Artisan cheese maker Biddy Fraser-Davies buttered up Parliament's Primary Production committee today by passing around some of her award-winning cheeses.

The small scale of the 74-year-old's Eketahuna operation, Cwmglyn Farmhouse Cheese, meant she was able to tell MPs the names of the cows that produced the milk for the cheese - Holly, Isobel and Patsy.

Cwmglyn cheese is special - served in the country's top restaurants, winner of a super gold award at the British Guild of Fine Foods 2014 World Cheese Awards in London, and picked to be on the menu for Prince George's Government House play-date the same year.

As the politicians were savouring the taste, Fraser-Davies delivered her message.


Small producers like hers are being pushed to the brink by Government regulations and the cost of compliance and testing.

That drove up prices and meant ordinary New Zealanders couldn't enjoy some of the country's best dairy products, she said.

"Small operations end up with a product which no one can afford except wealthy gourmets at high-end restaurants.

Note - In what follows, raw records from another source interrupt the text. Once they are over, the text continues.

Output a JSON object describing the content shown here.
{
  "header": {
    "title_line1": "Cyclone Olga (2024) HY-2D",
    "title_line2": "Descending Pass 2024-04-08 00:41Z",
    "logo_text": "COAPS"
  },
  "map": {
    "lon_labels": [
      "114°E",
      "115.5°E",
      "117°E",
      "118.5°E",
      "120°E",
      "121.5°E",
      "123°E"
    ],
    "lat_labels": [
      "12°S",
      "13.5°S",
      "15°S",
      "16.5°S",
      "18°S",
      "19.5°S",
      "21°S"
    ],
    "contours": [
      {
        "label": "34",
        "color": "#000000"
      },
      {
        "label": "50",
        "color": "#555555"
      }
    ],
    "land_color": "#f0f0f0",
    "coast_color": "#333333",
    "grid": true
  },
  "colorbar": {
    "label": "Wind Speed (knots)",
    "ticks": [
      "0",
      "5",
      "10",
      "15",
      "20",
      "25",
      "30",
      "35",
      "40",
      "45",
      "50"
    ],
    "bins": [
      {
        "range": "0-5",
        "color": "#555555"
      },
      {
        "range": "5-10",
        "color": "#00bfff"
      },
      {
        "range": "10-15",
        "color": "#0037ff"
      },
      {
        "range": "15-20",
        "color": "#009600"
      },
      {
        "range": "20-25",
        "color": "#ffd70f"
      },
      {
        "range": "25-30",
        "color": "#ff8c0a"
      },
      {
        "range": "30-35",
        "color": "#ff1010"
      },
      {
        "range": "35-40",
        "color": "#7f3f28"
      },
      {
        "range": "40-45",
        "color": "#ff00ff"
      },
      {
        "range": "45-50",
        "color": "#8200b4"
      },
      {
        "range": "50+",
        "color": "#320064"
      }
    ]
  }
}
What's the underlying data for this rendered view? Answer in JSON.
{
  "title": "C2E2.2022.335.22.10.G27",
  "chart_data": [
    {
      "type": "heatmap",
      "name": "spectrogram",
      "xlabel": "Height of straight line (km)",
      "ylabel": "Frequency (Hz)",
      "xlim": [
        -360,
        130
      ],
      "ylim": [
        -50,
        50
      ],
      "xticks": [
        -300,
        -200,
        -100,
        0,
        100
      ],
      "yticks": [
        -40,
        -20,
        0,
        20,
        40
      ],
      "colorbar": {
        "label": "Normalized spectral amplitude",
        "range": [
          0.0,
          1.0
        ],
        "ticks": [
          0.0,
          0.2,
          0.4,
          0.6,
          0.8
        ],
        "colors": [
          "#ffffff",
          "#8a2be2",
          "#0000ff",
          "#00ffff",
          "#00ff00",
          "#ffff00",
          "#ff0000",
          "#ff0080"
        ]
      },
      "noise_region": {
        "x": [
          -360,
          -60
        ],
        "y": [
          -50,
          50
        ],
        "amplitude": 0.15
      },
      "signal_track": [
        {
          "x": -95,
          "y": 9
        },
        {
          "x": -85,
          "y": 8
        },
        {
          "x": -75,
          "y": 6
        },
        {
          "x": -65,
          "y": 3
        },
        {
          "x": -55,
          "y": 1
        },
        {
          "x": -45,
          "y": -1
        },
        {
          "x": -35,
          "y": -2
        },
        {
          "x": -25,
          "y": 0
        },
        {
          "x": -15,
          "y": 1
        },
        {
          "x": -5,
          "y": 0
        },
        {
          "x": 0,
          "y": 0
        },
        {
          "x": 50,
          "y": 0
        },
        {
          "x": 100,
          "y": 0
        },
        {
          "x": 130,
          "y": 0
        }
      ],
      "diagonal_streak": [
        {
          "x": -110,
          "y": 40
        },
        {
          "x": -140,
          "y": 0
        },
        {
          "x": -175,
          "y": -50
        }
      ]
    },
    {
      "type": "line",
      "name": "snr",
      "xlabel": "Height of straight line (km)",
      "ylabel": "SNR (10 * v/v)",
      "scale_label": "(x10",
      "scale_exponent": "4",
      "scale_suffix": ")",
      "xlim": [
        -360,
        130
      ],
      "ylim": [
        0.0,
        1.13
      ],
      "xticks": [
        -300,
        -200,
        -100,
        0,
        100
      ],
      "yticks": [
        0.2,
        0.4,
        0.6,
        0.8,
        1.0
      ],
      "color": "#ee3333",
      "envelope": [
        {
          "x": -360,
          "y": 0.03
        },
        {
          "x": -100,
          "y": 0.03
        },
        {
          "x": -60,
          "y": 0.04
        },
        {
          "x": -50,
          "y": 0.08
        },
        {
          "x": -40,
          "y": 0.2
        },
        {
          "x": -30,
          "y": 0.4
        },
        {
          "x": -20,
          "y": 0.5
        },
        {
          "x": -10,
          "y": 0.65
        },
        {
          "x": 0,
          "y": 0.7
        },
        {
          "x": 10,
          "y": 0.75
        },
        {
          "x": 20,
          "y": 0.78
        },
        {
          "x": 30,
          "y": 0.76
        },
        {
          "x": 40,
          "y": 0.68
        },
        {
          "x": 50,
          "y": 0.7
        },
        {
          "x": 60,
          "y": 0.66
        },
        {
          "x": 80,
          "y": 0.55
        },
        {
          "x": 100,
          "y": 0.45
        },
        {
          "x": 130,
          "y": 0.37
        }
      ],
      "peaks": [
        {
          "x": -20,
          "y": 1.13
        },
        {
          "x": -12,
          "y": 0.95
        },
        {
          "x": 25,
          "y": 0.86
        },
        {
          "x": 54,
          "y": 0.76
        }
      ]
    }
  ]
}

And Government House."

Fraser-Davies in 2009 made a submission to the same select committee, and that same year the law was changed to permit raw milk cheese to be made.

"I'm back again because virtually nothing has changed for small production cheese makers, except the compliance has become even more expensive."

She said MPI's attitude seemed to be that raw milk cheese was "seething with catastrophic risk", and the compliance and testing hurdles suggested the ministry was deliberately steering production towards its preferred heat-treated method.

Fraser-Davies said her old age meant raw milk cheese-making was an easier process, and heat treatment produced an inferior cheese.

The European model recognised that different types of cheeses posed different risks, and all three raw milk cheese makers in New Zealand made products that were in the "safe" range according to that approach, Fraser-Davies said.

The cost of testing 10 cheeses recently had been $10,000. Compliance costs were on top of that.

Fraser-Davies recommended that low production raw milk cheese makers who made safer versions of cheeses should be allowed to operate with reduced testing.

Anna Tait-Jamieson, a former food manufacturer and now food journalist who has written about Cwmglyn Farmhouse Cheese, appeared alongside Fraser-Davies, and said New Zealand's artisan cheese making was safe.

"We are the world's leading dairy exporter. Milk, butter and cheese, it's how the world sees us. And yet our food safety laws make it nearly impossible for our artisan dairies to operate.

"I believe we are reaching a tipping point. By trying to eliminate risk, we risk losing the artisan sector. We need these small businesses to succeed, because they do what the big companies don't. They innovate, they set trends, they test the market and the big companies follow."

Raw milk cheese operators had to meet much higher standards than European manufacturers who sent products here, Tait-Jamieson said, and the current regime here was "paranoid and unfair".

"If Fonterra had to pay more than 40 per cent of their revenue in compliance costs, as Biddy will this year, they'd be screaming.

"It's high time that dairy scientists and MPI got together with the specialist cheese-makers to work out a sensible validation and testing regime, that is appropriate to the scale of their smaller, non-export businesses."

Committee chair and National MP Ian McKelvie thanked Fraser-Davies for her submission, and said he was particularly interested in her suggestion for reduced testing for small producers.

Labour MP Damien O'Connor said the submission reflected feedback he received from small producers in other industries.

There was still some cheese left when it was time for the next submitter, and Fraser-Davies was happy to leave it.

"The tin I bought at the Eketahuna op shop for $1, so I'm quite willing to donate that to Parliament."